The first thing i would like to say before writing anything about Big Data is that it is not new.
Big data is generated by Machine, Organisation and people. and it’s everywhere. Most of the big data sources existed before, but the scale we use and apply them today has changed. Just look at this image of open link data on the Internet. It shows not only there are so many sources of data, but they’re also connected.
Big data is often boiled down to a few varieties of data generated by machines, people, and organizations.
With machine generated data we refer to data generated from real time sensors in industrial machinery or vehicles that logs that track user behavior online, environmental sensors or personal health trackers, and many other sense data resources. With human generated data, we refer to the vast amount of social media data, status updates, tweets, photos, and medias. With organisational generated data we refer to more traditional types of data, including transaction information in databases and structured data open stored in data warehouses.
Big data can be either structured, semi-structured, or unstructured.
Let’s take one example of Machine generated data, for example: AirPlane. Does Big Plane require Big Data? Yes. Did you know that a Boeing 787 produces half a terabyte of data every time it flies? Yes. Almost every part of the plane updates both the flight and the ground team about its status constantly. This is an example of machine-generated data coming from sensors.
Let’s take another example.What makes a smart device, smart? Basically, There are three main properties of smart devices based on what they do with sensors and things they encapsulate. They can connect to other devices or networks, they can execute services and collect data autonomously, that means on their own, they have some knowledge of the environment.
The availability of the smart devices and their interconnectivity led to a new term, The Internet of Things.Think of a world of smart devices at home, in your car, in the office,city, remote rural areas, the sky, even the ocean,all connected and all generating data.
If we take our first example of Airplane. Data is generated from accelerometers that measure turbulence.There are also other sensors built into the engines for temperature, pressure,many other measurable factors to detect engine malfunctions.
Constant real-time analysis of all the data collected provides help monitoring and problem detection at 40,000 feet. That’s approximately 12,000 meters above ground where plane is flying.
We call this type of analytical processing in-situ. Previously, in traditional relational database management systems, data was often moved to computational space for processing. In Big Data space in-Situ means bringing the computation to where data is located or generated.
A key feature of these types of real-time notifications is that they enable real-time actions. This is what BIG DATA help!
People are generating massive amounts of data every day through their activities on various social media networking sites like Facebook, Twitter, and LinkedIn Or online photo sharing sites like Instagram, Flickr, or Picasa.And video sharing websites like YouTube.In addition an enormous amount of information gets generated via blogging and commenting, internet searches, more via text messages,email, and through personal documents.

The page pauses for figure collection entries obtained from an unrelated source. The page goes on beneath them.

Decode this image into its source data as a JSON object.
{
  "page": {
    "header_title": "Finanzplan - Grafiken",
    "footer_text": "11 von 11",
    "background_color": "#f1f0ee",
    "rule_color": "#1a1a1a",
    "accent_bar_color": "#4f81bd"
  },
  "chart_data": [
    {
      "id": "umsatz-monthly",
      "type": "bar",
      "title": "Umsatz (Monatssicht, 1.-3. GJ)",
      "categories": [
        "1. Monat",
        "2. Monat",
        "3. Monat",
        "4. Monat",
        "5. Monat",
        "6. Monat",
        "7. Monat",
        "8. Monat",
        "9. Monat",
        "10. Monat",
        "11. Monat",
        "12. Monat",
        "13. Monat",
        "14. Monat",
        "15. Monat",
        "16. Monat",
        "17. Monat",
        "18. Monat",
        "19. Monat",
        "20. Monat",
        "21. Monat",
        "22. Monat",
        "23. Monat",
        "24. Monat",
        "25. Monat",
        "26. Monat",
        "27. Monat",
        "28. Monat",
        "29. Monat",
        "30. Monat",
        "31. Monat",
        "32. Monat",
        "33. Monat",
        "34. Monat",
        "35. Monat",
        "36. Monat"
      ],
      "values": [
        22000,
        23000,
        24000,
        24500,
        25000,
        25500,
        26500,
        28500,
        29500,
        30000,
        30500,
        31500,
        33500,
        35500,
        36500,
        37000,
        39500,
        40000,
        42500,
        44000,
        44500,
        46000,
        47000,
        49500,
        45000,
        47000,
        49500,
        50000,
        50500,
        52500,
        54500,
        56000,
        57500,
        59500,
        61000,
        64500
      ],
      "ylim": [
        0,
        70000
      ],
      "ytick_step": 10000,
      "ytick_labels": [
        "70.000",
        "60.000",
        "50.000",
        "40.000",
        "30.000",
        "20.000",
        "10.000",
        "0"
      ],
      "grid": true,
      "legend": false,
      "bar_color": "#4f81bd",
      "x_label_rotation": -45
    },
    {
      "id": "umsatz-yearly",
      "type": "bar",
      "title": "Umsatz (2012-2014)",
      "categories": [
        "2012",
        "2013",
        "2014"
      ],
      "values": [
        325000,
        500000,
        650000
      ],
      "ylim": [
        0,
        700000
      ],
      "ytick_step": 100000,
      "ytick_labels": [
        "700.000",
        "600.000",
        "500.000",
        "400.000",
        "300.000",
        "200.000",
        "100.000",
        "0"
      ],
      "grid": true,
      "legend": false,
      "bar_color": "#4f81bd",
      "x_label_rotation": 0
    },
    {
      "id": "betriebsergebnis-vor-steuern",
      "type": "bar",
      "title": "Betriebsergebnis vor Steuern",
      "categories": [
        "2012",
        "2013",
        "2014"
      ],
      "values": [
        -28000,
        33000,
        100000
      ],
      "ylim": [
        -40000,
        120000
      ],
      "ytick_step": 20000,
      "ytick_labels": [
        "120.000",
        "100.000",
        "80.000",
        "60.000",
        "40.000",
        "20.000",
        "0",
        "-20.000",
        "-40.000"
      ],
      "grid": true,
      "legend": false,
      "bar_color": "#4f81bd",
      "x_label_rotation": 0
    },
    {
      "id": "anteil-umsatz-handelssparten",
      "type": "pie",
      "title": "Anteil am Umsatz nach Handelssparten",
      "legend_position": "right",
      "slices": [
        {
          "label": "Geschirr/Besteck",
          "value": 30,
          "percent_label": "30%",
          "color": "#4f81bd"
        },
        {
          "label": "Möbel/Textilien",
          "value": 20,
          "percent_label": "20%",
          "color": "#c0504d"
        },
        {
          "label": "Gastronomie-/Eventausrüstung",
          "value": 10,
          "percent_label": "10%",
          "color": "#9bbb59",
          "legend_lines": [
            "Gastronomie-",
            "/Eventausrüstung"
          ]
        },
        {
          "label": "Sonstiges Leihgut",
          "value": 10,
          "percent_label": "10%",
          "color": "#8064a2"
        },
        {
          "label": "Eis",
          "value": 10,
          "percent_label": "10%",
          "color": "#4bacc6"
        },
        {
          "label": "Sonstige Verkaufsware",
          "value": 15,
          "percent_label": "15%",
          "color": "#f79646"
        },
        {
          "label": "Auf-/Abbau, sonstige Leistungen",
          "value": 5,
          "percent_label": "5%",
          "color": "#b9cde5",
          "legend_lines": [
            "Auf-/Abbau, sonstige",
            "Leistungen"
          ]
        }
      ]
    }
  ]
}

Most of this data is text-heavy and unstructured,that is non-conforming to a well-defined data model. Humans generate a lot of unstructured data in form of text.There’s no given format to that. For example Look at all the documents that you have written with your hand so far. 80 to 90% of all data in the world is unstructured and this number is rapidly growing.
Confirmation of unstructured data is often time consuming and costly.The costs and time of the process of acquiring, storing, cleaning, retrieving, and processing unstructured data can add up to quite and investment before we can start reaping value from this process.The challenges of working with unstructured data should not be taken lightly.
For Example, Well structure bill is easily identify and we can extract data easily. Where handwritten bill is not same everywhere. Text recognition, identification, identifying format, etc. quite challenging in unstructured handwritten human generated bill.
Big data tools are designed from scratch to manage unstructured information and analyze it. A majority of these tools are based on an open source big data framework called Hadoop.
Hadoop can handle big batches of distributed information. Storm and Spark are two other open source frameworks
that handle such real time data generated at a fast rate.For example, a real time processing of people generated data like Twitter or Facebook updates.
Now the Question is, how do today’s businesses get around this problem?
Many businesses today are using a hybrid approach in which their smaller structured data remains in their relational databases, and large unstructured datasets get stored in NoSQL databases in the cloud.NoSQL Data technologies are based on non-relational concepts.
Did You Know? →
How much Twitter data companies analyse every day to measure sentiment (Sentiment analysis analyses social media and other data to find whether people associate positively or negatively with your business) around their product?
The answer is 12 terabytes a day. For comparison, you would need to listen continuously for two years to finish listening to 1 terabyte of music. Yes, You heard right!